Children, especially female children, are susceptible to sexual molestation when they are left to hawk on the streets. Many cases of rape, assaults and other sexual abuses on children are being reported in the media every now and then. So much more go unreported or undisclosed. To send you child hawking is to put him or her in harm’s way.
Abduction and kidnapping
Ok, your child may not be kidnapped in exchange for a ransom. But there is something worse – they could be abducted for different reasons including child trafficking and evil rituals. From time to time we hear reports of missing persons in the media, adults inclusive. How safe is your child if you let him or her roam about the streets for meagre sales?
A child’s social and emotional developments are largely the responsibility of the parent. Social development involves acquisition of the right values, knowledge and skills while emotional development captures the child’s experiences and relationship behaviours. A good balance of these enables a child relates to others effectively and contributes in positive ways to family and community. Hawking can create emotional barriers between parents and their children. Unmonitored interactions may also teach a child the wrong set of values.
Poor academic performance
Many children whose parents believe should be selling on the streets to raise money to assist with school fee often underperform academically. And this is not because they not potentially intelligent. They hardly have time to study, are stressed out from hawking under the sun or simply lose interest in school. If a family is financially handicapped, instead of sending children to hawk, they should be sent instead to learn trades pending when they can afford schooling.
Behaviours and habits
Children easily pick up habits that may soon become part of their personalities. Street hawking exposes children to different kinds of people, even uneducated and jobless people. Male children may easily be drawn to smoking, using drugs or even armed robbery as a result. You lose so much control over your children’s activities when you send them to hawk.
Prostitution and sex work
Street hawking exposes female children to prostitution and sex work. While wondering about the street, they may be enticed by people offering them a ‘better’ life. Out of ignorance, desperation or whatever reason, your child may give in to these requests.
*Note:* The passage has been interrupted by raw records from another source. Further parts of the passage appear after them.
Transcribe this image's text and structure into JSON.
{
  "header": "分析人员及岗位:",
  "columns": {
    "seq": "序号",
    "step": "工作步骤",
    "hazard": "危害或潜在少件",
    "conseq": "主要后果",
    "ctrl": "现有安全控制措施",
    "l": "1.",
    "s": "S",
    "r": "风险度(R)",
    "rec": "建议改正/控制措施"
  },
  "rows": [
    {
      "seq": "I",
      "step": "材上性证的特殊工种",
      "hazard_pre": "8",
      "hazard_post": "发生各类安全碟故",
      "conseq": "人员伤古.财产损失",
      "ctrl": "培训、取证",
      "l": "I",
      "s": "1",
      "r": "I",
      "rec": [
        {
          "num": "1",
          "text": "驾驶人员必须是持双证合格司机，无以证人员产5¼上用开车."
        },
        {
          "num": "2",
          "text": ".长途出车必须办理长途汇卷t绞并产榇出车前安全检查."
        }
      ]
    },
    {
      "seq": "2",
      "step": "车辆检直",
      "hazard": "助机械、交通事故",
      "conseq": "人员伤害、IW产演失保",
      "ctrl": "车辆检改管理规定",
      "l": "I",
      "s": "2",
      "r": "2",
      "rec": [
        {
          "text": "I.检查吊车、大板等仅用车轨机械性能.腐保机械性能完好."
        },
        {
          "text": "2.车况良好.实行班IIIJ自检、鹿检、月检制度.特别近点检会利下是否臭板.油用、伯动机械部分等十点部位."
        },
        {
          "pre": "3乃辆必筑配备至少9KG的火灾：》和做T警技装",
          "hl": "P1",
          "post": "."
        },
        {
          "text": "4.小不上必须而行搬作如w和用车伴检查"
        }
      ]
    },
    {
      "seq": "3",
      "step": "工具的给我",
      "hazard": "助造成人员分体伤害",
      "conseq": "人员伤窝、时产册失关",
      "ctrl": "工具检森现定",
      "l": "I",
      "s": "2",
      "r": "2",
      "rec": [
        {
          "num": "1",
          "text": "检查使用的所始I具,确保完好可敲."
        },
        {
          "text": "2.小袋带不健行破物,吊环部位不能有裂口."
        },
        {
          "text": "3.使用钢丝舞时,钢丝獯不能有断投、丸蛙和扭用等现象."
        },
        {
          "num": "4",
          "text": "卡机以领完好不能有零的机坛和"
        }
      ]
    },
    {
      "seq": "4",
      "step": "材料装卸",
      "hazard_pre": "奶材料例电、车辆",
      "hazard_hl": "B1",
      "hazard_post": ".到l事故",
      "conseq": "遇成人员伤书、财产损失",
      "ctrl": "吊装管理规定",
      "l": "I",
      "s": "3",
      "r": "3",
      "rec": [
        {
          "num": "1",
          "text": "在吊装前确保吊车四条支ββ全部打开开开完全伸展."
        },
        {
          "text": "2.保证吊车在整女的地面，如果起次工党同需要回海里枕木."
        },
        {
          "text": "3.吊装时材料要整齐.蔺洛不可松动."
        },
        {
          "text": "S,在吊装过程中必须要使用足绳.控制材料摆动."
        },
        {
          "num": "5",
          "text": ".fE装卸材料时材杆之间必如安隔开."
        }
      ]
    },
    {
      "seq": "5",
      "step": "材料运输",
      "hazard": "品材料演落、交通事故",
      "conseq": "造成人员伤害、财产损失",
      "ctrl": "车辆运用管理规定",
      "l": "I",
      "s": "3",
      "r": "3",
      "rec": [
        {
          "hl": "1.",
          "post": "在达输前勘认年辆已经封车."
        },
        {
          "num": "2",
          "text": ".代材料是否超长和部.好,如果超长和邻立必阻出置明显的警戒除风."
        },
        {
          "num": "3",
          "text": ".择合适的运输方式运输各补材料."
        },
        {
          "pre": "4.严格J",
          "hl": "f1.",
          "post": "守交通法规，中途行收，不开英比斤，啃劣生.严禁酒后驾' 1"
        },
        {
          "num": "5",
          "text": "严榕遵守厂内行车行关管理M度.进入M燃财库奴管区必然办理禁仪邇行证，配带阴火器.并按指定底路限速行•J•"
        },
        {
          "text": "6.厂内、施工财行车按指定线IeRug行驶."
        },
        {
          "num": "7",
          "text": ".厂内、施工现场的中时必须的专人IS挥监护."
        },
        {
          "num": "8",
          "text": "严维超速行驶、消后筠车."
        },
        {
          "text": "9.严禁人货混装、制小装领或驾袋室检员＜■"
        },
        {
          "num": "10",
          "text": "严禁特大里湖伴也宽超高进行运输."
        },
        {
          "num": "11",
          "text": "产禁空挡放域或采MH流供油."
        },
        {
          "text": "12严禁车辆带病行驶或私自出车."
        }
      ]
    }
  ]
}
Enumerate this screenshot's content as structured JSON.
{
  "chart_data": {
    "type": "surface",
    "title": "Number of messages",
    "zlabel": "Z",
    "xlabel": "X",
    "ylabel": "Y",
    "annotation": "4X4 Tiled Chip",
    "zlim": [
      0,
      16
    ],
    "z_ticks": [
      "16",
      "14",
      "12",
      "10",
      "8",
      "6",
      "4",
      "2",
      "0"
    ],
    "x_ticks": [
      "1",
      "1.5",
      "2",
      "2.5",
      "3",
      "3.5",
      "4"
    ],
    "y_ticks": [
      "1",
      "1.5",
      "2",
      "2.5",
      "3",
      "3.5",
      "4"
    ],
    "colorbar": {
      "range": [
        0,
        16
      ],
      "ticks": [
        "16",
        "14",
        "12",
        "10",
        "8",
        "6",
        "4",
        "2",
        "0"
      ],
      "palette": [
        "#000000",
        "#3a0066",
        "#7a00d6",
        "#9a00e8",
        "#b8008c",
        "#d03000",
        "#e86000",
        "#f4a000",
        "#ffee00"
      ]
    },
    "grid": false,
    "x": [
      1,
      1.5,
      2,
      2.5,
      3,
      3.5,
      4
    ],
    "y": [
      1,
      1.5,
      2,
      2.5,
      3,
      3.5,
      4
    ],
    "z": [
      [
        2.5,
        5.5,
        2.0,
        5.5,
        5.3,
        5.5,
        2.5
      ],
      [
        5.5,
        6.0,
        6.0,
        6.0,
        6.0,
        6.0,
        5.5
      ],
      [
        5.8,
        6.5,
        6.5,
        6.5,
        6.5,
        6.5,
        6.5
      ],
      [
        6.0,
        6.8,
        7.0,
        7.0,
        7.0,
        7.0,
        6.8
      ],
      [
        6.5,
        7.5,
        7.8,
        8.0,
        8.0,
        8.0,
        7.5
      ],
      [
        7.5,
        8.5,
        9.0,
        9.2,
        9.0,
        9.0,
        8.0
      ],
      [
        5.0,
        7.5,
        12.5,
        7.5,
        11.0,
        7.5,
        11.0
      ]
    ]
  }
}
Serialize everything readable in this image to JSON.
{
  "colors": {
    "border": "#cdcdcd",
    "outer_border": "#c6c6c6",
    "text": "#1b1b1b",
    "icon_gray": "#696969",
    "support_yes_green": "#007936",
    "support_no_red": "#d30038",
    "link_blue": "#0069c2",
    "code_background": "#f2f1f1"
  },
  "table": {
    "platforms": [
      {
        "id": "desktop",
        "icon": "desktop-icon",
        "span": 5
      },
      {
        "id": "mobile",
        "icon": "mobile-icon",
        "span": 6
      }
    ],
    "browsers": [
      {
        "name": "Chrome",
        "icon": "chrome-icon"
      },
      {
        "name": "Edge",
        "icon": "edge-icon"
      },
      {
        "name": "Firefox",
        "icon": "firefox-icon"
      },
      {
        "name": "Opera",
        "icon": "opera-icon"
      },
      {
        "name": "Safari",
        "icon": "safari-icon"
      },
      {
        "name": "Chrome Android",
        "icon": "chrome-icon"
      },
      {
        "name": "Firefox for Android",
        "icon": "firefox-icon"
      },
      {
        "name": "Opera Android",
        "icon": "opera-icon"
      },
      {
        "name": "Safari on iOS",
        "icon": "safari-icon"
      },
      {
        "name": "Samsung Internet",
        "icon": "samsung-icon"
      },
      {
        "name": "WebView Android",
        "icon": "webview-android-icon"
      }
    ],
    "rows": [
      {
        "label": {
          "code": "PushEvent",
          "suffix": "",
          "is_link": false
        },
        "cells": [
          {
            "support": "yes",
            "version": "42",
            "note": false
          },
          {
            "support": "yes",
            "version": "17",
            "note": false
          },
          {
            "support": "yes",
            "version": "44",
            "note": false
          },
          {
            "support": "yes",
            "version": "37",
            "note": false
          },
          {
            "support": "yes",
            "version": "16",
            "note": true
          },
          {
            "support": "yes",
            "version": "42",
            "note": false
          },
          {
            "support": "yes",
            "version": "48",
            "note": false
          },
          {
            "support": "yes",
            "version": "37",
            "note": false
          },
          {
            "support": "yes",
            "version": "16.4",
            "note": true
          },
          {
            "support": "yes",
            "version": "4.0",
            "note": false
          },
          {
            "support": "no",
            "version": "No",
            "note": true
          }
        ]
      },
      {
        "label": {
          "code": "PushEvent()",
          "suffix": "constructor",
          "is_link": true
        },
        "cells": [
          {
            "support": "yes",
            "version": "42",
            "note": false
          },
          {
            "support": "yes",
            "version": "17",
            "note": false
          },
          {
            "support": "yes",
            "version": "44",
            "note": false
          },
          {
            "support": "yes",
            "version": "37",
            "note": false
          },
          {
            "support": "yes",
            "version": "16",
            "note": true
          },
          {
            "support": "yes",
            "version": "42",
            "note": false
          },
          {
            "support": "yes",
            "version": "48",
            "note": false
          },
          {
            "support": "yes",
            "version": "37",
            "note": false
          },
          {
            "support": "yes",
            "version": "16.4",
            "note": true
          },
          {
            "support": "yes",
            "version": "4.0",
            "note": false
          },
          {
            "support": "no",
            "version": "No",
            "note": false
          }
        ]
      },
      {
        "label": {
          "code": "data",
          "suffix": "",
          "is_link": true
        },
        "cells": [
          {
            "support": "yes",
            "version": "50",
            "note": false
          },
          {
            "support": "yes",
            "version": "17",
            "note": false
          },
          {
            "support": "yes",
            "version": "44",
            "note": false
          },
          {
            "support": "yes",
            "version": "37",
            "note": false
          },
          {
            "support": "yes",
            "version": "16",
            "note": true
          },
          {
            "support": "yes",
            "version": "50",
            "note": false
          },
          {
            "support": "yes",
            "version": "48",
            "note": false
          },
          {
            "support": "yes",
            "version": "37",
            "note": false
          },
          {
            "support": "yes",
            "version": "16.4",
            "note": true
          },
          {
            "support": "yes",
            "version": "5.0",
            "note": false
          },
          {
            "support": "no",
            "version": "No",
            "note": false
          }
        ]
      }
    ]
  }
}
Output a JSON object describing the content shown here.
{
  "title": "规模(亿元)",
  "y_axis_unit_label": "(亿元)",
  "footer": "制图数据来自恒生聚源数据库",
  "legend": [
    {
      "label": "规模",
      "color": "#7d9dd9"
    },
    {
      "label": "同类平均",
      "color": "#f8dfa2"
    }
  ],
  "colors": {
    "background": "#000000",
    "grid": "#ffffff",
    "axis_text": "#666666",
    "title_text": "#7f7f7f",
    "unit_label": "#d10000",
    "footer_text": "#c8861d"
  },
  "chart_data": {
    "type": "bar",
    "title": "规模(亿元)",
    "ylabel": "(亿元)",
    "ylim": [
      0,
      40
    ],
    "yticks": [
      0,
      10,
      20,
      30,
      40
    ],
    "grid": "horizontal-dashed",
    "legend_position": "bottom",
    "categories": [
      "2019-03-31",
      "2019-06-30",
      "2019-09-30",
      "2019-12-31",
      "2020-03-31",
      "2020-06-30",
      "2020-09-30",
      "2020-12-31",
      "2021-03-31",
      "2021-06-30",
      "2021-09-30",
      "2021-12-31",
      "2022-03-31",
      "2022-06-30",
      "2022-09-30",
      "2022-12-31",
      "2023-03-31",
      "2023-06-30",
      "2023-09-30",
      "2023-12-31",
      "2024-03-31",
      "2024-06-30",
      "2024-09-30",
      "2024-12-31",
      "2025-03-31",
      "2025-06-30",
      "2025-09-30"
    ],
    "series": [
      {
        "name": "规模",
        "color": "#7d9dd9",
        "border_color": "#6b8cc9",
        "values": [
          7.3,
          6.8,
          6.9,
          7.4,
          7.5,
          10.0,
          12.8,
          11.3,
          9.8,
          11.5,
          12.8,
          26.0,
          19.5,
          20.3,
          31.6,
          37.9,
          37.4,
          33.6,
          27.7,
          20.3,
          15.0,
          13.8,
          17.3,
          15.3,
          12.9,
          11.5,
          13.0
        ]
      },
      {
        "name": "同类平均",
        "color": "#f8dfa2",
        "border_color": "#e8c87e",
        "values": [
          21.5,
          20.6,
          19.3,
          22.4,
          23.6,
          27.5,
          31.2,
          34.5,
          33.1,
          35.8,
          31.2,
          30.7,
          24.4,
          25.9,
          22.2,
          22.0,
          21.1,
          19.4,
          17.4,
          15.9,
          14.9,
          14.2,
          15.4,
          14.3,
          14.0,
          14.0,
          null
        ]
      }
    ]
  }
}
You may not know of this until it’s too late.
A child may begin to confide more in some stranger they met somewhere on the street who has now become a ‘friend’. He or she may cease to disclose much to the parents. The relationship between parent and child could grow less than cordial as they begin to display habits picked up from the streets.
These are only but a few of the dangers associated with street hawking. Hopefully you are convinced that there is no reason good enough to justify placing a child on the street to hawk. Children are delicate gifts from God. Love your children as God loves you to have given them to you. Street hawking is no way to show love to a child.